For many in our hectic, no time to spare world, the advent of email was a massive advance when compared to the alternatives of letter writing and telephone conversations. The advantages offered are numerous, from speed of dispatch through to ease of use, from almost guaranteed and personal connection to financial savings. There is no longer a need to worry whether someone is in their office at the right moment, or that they haven't another caller on the line, no need to wait while written correspondence is delivered, sorted, opened, read and finally replied to. The immediacy of email allows almost instant answers, whether it be from one office to the next or one continent to another.
Throughout the reign of letter writing, a certain unique form of etiquette was created which set standards for what one might expect, what was acceptable and what should be avoided. Has email adopted this same level or understanding of writing etiquette or, as some suggest, is email a communication art lacking all forms of etiquette? Does email even need to have its own etiquette?

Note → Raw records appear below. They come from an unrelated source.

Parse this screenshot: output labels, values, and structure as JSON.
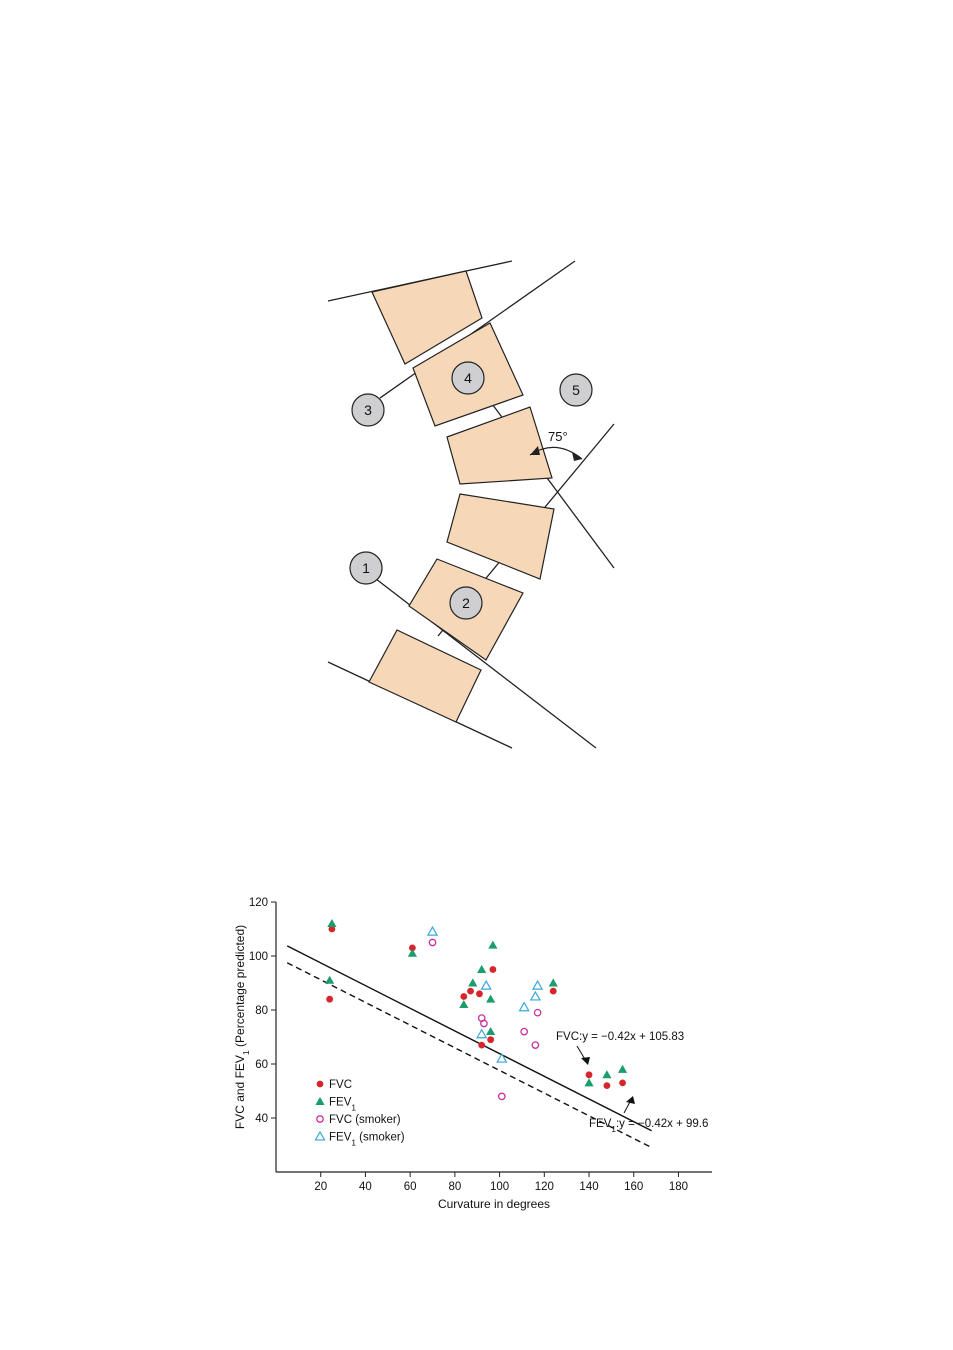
{
  "diagram": {
    "markers": [
      "1",
      "2",
      "3",
      "4",
      "5"
    ],
    "angle_label": "75°",
    "colors": {
      "vertebra_fill": "#f6d8b9",
      "marker_fill": "#cfcfd1",
      "line": "#222222"
    }
  },
  "chart_data": {
    "type": "scatter",
    "xlabel": "Curvature in degrees",
    "ylabel": "FVC and FEV1 (Percentage predicted)",
    "xlim": [
      0,
      195
    ],
    "ylim": [
      20,
      120
    ],
    "xticks": [
      20,
      40,
      60,
      80,
      100,
      120,
      140,
      160,
      180
    ],
    "yticks": [
      40,
      60,
      80,
      100,
      120
    ],
    "grid": false,
    "legend_placement": "bottom-left",
    "series": [
      {
        "name": "FVC",
        "marker": "filled-circle",
        "color": "#d7262b",
        "points": [
          [
            24,
            84
          ],
          [
            25,
            110
          ],
          [
            61,
            103
          ],
          [
            84,
            85
          ],
          [
            87,
            87
          ],
          [
            91,
            86
          ],
          [
            92,
            67
          ],
          [
            96,
            69
          ],
          [
            97,
            95
          ],
          [
            124,
            87
          ],
          [
            140,
            56
          ],
          [
            148,
            52
          ],
          [
            155,
            53
          ]
        ]
      },
      {
        "name": "FEV1",
        "marker": "filled-triangle",
        "color": "#1b9d6c",
        "points": [
          [
            24,
            91
          ],
          [
            25,
            112
          ],
          [
            61,
            101
          ],
          [
            84,
            82
          ],
          [
            88,
            90
          ],
          [
            92,
            95
          ],
          [
            96,
            72
          ],
          [
            96,
            84
          ],
          [
            97,
            104
          ],
          [
            124,
            90
          ],
          [
            140,
            53
          ],
          [
            148,
            56
          ],
          [
            155,
            58
          ]
        ]
      },
      {
        "name": "FVC (smoker)",
        "marker": "open-circle",
        "color": "#c8309d",
        "points": [
          [
            70,
            105
          ],
          [
            92,
            77
          ],
          [
            93,
            75
          ],
          [
            101,
            48
          ],
          [
            111,
            72
          ],
          [
            116,
            67
          ],
          [
            117,
            79
          ]
        ]
      },
      {
        "name": "FEV1 (smoker)",
        "marker": "open-triangle",
        "color": "#3aa7d9",
        "points": [
          [
            70,
            109
          ],
          [
            92,
            71
          ],
          [
            94,
            89
          ],
          [
            101,
            62
          ],
          [
            111,
            81
          ],
          [
            116,
            85
          ],
          [
            117,
            89
          ]
        ]
      }
    ],
    "lines": [
      {
        "label": "FVC:y = −0.42x + 105.83",
        "slope": -0.42,
        "intercept": 105.83,
        "x_range": [
          5,
          168
        ],
        "style": "solid"
      },
      {
        "label": "FEV1:y = −0.42x + 99.6",
        "slope": -0.42,
        "intercept": 99.6,
        "x_range": [
          5,
          168
        ],
        "style": "dashed"
      }
    ]
  }
}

It is almost impossible to imagine a business world, or even modern private lives, without email but, as with all forms of new technology, all advances which appear to make our lives easier, email has brought some changes to society which are less beneficial. For one, a degree of impatience and, as many will have noticed when opening one mail or another, a lack of common courtesy.
The immediacy of email, the ability to quickly type a message click on Send and know that the mail has been successfully sent, has led to a new form of impatience. Unlike letter writing, where the sender automatically expected several days to pass before an answer might be received, the speed with which email can be sent and received gives the impression that, since it has obviously been delivered, it must have been read and actioned. It is not unknown for people to telephone the recipient of the mails and ask whether the message has been received, a seemingly rude method of forcing early action and, from a cost and time factor, a waste of resources. A good point of etiquette would be to allow time for due consideration, for other matters which might be more pressing to be dealt with, to accept that not everyone is constantly online or even at their computer. Sadly something which seems to have been pushed out of the social understanding of many.
Letter writing was, and is, a formal means of communication. There are set rules: of layout; how to address different people in private and public positions; when to use Sincerely as opposed to Faithfully at the close of a letter; when a postscript (p.s.) is acceptable and when not. Even private letters, or letters between lovers, can be considered as formal in their content, in the manner in which they are written, how the writer begins and closes a letter. Unlike letter writing, however, email is more tuned to speed. The busy office worker is more likely to type in a quick note to a colleague and send it without a thought to forms of address or even necessarily neat and readable layout: complete sentences; paragraphs; spelling. Someone younger, sending a message to a school friend or similar, will undoubtedly follow the same loose set of rules: I know this person, therefore I have no need to greet them or worry about how my email looks. A member of management sending out a mail is more likely to frame it as a form of command than correspondence when writing to a junior or employee who, following the shown example of their betters, replies in the same art and form.
Etiquette, a setting of social standards, is not something designed to make our lives difficult, rather to ease and help individuals in specific circumstances which may, according to their experience, be new to them or simply unknown territory. For the more experienced, etiquette brings a certain regulated conformity with it, a means of showing respect, of using the rules to quickly and effectively get a message across in a polite and socially acceptable manner. The etiquette standards applicable to email should, in theory, be the same as those for letter writing; set down and honed through countless years and worldwide usage. Sadly, the educational systems of many Western nations no longer consider the art of letter writing to be a necessity; it has been removed from the school curriculum and replaced with computer studies, amongst others. The correct manner in which one person should address another with their correspondence is no longer taught, it is merely assumed that everyone will gain their own experiences and apply the rules as they see fit. Etiquette, as a result, has suffered massively with the passage of time and unless a change in personal and educational standards, a new workplace ethic, a certain degree of personal pride pushes common courtesy back to the fore, it will continue to worsen. Etiquette in email is not quite dead but, at the same time, lacking in the health and vitality needed to keep it alive.